EMBOSS: Project Meeting (Mon 16th May 11) |
File paths are converted to backslashes on output with new functions ajFileGetPrintNameC and S. Directories and filenames containing forwards slashes will not work in most cases in mEMBOSS. This allows emboss.standard and the server cache files to work unchanged in mEMBOSS.
Pre and post processing commands work with few changes. Environment variables use the SET preprocessing command and ignore the EXPORT command. Commands cp, 'rm -rf' and rm are converted to their Windows equivalent when written to the qatest.bat script file. The copy command with a wildcard always writes to the screen via standard error but this does not interfere with the test results.
Emma standard output from clustalw is not visible when run as a qa test but works as expected from the command line. Alan is investigating.
The variation adaptor has a new subclass to support the 1000 genomes project. There are new general iterator methods to avoid 1 million or more objects being created in Perl. Memory management in C is less expensive so implementation in C is not urgent.
The server cache file is written by an application showensembl which reduces the number of SQL queries from 560 to 18 to return a sequence object. The DBALIAS attributes are generated and are working well for ensembl.

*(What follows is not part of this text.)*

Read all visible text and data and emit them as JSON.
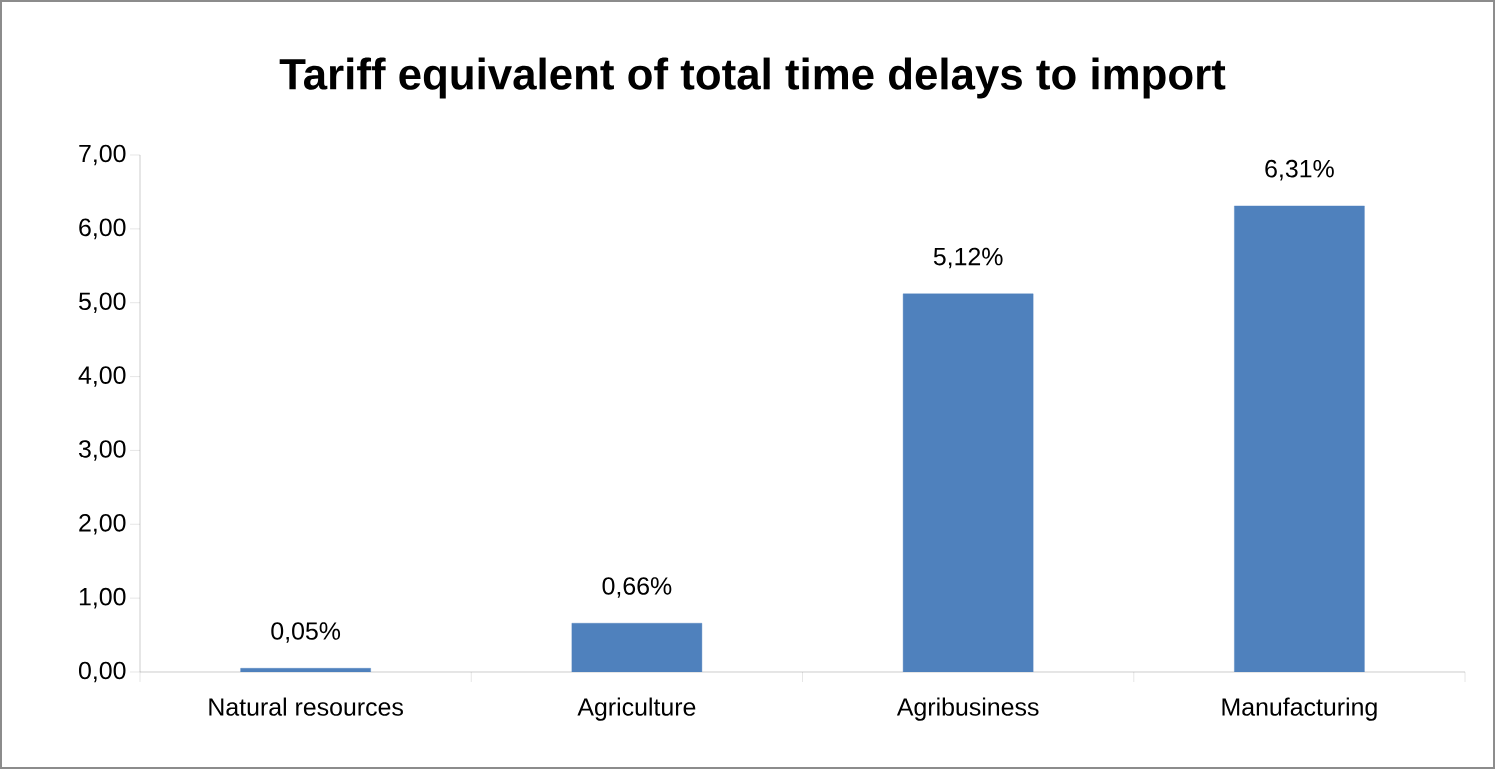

Aliases include all names with underscores, one of which is the NCBI taxon. All names and aliases are in lower case.
Ensembl identifiers include the exon id, transcript id and translation id. They may also include identifiers generated from the gene stable id.
Havana data works well in EMBOSS, with plotorf able to find the longest ORF in a Havana conserved region.
The improved efficiency of the C API could be useful for variant effect [predictors. These now account for up to 75% of the ensembl hits.
Extensions to servertell and dbtell could be useful. These could include a way to link related databases through some additional attributes in their cache file definitions, for example Ensembl databases reporting different sequence object types from the same species.
The replacement backup drive has been installed for emboss5.